As an entrepreneur, hobbyist, 3D printing enthusiast, and inventor, Luvuyo Ndiki (30) is the man behind Red Cup Village, a lifestyle brand dedicated to producing high-quality and innovative products that help its users make a difference in society. Ndiki established Red Cup Village in 2014 with a vision to become a leading disruptive 3D printing and 3D scanning company through innovative concepts and premium products. And this vision is steadily coming to fruition thanks to the hard work and dedication of the talented Ndiki and his creative and forward-thinking team.
Using 3D printing technology, Red Cup Village started by creating biodegradable drinking cups using polylactide (PLA) filament – a biodegradable polyester derived from sugarcane and corn starch. Born in Butterworth and raised in Bathhurst, Ndiki says the idea to start the business struck him while studying Design Foundation at the Cape Penninsula University of Technology (CPUT) in 2010.
“The Design Foundation gave me a wide view of the design disciplines, from architecture, interior design, graphic design, product design, surface design and fashion design. I majored in product design, known as 3D dimensional design, in 2011, but could not complete the course due to financial constraints. However, I was determined to graduate, so I enrolled in Public Relation Management, which I completed in 2014.”
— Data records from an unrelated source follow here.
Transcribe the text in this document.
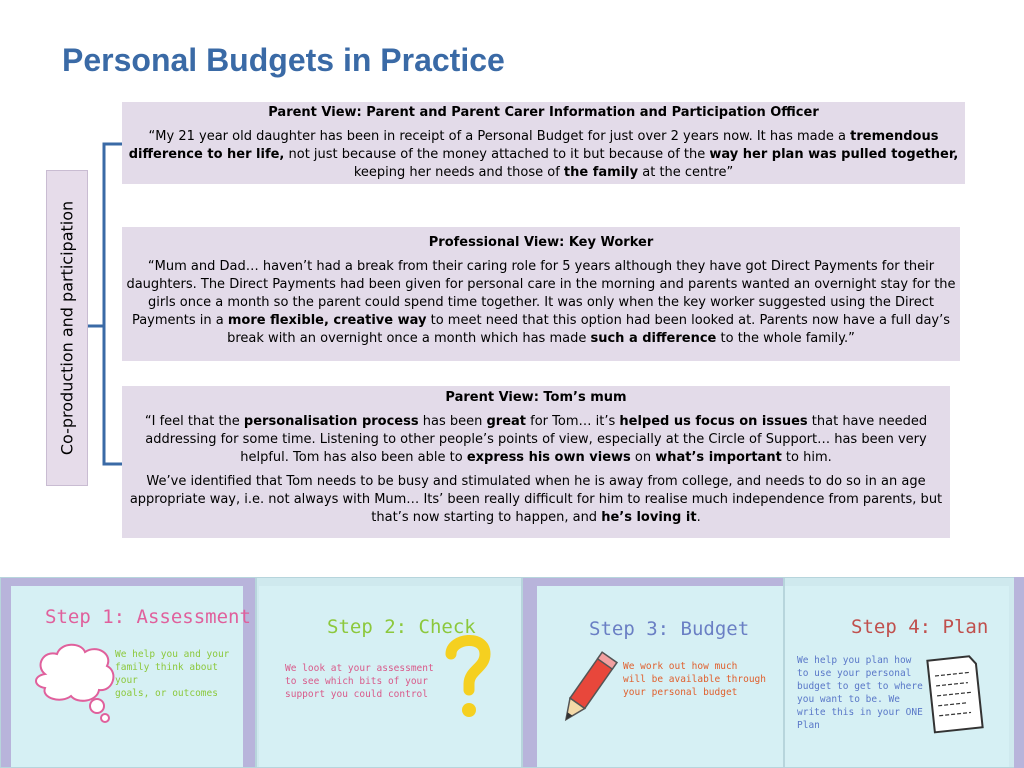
Personal Budgets in Practice
Co-production and participation
Parent View: Parent and Parent Carer Information and Participation Officer

“My 21 year old daughter has been in receipt of a Personal Budget for just over 2 years now. It has made a tremendous difference to her life, not just because of the money attached to it but because of the way her plan was pulled together, keeping her needs and those of the family at the centre”

Professional View: Key Worker

“Mum and Dad… haven’t had a break from their caring role for 5 years although they have got Direct Payments for their daughters. The Direct Payments had been given for personal care in the morning and parents wanted an overnight stay for the girls once a month so the parent could spend time together. It was only when the key worker suggested using the Direct Payments in a more flexible, creative way to meet need that this option had been looked at. Parents now have a full day’s break with an overnight once a month which has made such a difference to the whole family.”

Parent View: Tom’s mum

“I feel that the personalisation process has been great for Tom… it’s helped us focus on issues that have needed addressing for some time. Listening to other people’s points of view, especially at the Circle of Support… has been very helpful. Tom has also been able to express his own views on what’s important to him.

We’ve identified that Tom needs to be busy and stimulated when he is away from college, and needs to do so in an age appropriate way, i.e. not always with Mum… Its’ been really difficult for him to realise much independence from parents, but that’s now starting to happen, and he’s loving it.

Step 1: Assessment
We help you and your
family think about your
goals, or outcomes
Step 2: Check
We look at your assessment
to see which bits of your
support you could control
Step 3: Budget
We work out how much
will be available through
your personal budget
Step 4: Plan
We help you plan how
to use your personal
budget to get to where
you want to be. We
write this in your ONE
Plan
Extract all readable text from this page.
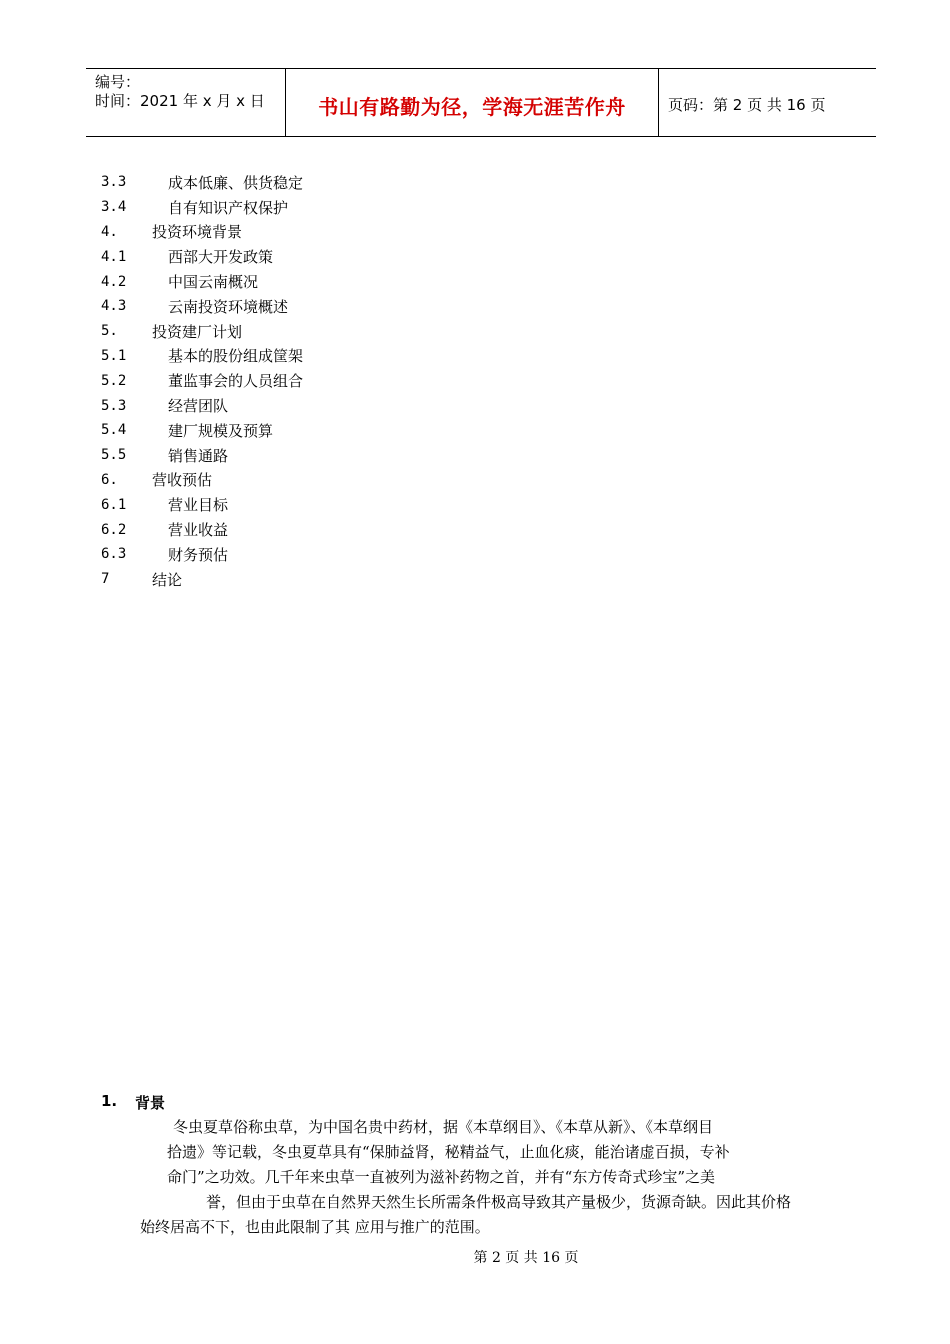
编号：
时间：2021 年 x 月 x 日	书山有路勤为径，学海无涯苦作舟	页码：第 2 页 共 16 页
3.3	成本低廉、供货稳定
3.4	自有知识产权保护
4.	投资环境背景
4.1	西部大开发政策
4.2	中国云南概况
4.3	云南投资环境概述
5.	投资建厂计划
5.1	基本的股份组成筐架
5.2	董监事会的人员组合
5.3	经营团队
5.4	建厂规模及预算
5.5	销售通路
6.	营收预估
6.1	营业目标
6.2	营业收益
6.3	财务预估
7	结论
1.	背景
冬虫夏草俗称虫草，为中国名贵中药材，据《本草纲目》、《本草从新》、《本草纲目
拾遗》等记载，冬虫夏草具有“保肺益肾，秘精益气，止血化痰，能治诸虚百损，专补
命门”之功效。几千年来虫草一直被列为滋补药物之首，并有“东方传奇式珍宝”之美
誉，但由于虫草在自然界天然生长所需条件极高导致其产量极少，货源奇缺。因此其价格
始终居高不下，也由此限制了其 应用与推广的范围。
第 2 页 共 16 页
While studying public relations, Ndiki continued to self-teach himself 3D dimensional design and 3D printing technology. “I fell in love with 3D printing and established Red Cup Village with the idea to make world-class 3D printing and scanning accessible to individuals, organisations and start-ups across various sectors.”
He continues, “It has been a long journey to where we are today – specialists in manufacturing on-demand consumer products and medical devices using 3D printing and scanning technology in combination with material science. Our platform allows users to construct personalised functional parts and products in a matter of hours, faster than traditional manufacturing processes, using biodegradable raw material derived from corn-starch, sugarcane and recycled plastics.”
The Red Cup Village 3D printing farm currently holds over 117 high-performance industrial and commercial 3D printers with the capacity for mass volume customisation and personalisation.
Inspired by Africa
Ndiki lovingly recalls how Red Cup Village was inspired by his grandmother’s story about an immensely enlightened African woman in the 13th century. “She united two rival kings by inviting them to a social gathering, where she made them drink from the same wooden cup. The two rival kings ended up not only sharing the cup but, beliefs systems and cultural backgrounds, which created social cohesion and united them and their villages.” As such, the Red Cup Village name is a combination of his grandmother’s story and the disposable red cups popular in the hip hop community. Even the brand’s logo, an upside-down R & V, makes reference to the ancient wooden cup shared by the rival kings, with the V-shaped vessel allowing users to pour their drinks from both sides.
Ndiki shares that his brand story has always been about bringing people from different cultures together. “It’s not just a cup, but a lifestyle. We are building a global lifestyle brand through the best quality products using raw and locally-grown materials and ethical sourcing practices.”
“As a company, we look towards creating sustainable products for the environment and stimulate green economic growth in the country by producing local products from recycled plastics pallets. We also aim to empower young people to a lifestyle of unity, friendship and discovery.”
“We want Red Cup Village to be a hub for innovative people from diverse cultures. We want South Africans to come together and drink from the same cup as one, united nation,” concludes Ndiki.
About Red Cup Village
Red Cup Village is an on-demand consumer products and medical devices manufacturing company, utilizing 3D printing and 3D scanning technology, in combination with material science to help professionals and users make physical products in a matter of hours, faster than traditional manufacturing processes using material derived from corn-starch, sugarcane and recycled plastics.